CONICET | Buscador de Institutos y Recursos Humanos

The intermetallic B2- FeTi is known as one of the promising material for reversible hydrogen storage.The capacity of TiFe for hydrogen storage is about 37%. FeTi has to store and release hydrogen at the atmospheric pressure and room temperature in comparison with other perspective hydrogen storage materials. However, this alloy requires an initial activation treatment. During activation treatment the surface is covered by an oxide layer, which hinders hydrogen absorption. The formation of surface oxide layer can be prevented by the usage of a thin layer of Pt as a cover. It is assumed that Pt coating or alloying will be beneficial for hydrogen uptake because Pt is an active material for hydrogen adsorption. We have modeled this intemetallic and computed the electronic structure in Pt-covered TiFe (0 0 1), (110) and (111) surfaces using the VASP code with GGA approximation for the exchange-correlation potential. The electronic structure changes introduced by Pt and hydrogen in the surface layers of B2-TiFe are analyzed. We establish that the adsorption properties of clean B2-FeTi surfaces is better when hydrogen can interact with both Fe and Ti atoms.
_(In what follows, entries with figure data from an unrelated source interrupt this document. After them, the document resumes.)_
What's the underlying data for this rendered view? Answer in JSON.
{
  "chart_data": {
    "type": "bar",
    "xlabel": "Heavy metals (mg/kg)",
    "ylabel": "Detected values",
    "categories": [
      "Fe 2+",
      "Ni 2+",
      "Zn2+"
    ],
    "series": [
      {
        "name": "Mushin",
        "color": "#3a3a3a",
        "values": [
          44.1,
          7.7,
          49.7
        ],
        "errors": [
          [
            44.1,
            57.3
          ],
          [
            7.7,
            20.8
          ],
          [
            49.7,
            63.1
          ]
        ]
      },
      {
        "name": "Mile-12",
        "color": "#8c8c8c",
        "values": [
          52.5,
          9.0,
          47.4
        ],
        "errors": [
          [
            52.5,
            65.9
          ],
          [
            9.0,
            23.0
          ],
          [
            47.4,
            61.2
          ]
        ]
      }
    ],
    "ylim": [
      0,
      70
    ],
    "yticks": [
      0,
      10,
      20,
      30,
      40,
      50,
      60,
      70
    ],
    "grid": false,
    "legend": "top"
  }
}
This trend remains valid for Pt-covered FeTi and H adsorption is easier for Pt/FeTi system. The Fe states are shifted towards the Fermi level, which leads to its highly reactivity in comparison with clean B2-TiFe. In the hollow position the H 1s energy level appears in the energy range much closer to the Fe valence band than that of Ti. The position of H level depends strongly on the adsorbate sites. In the case of Ti-top position. The noticeable changes in electronic structure observed in the hydrogen-containing surfaces are connected primarily with formation of strongly hybridized H s-states with metal d-bonding states.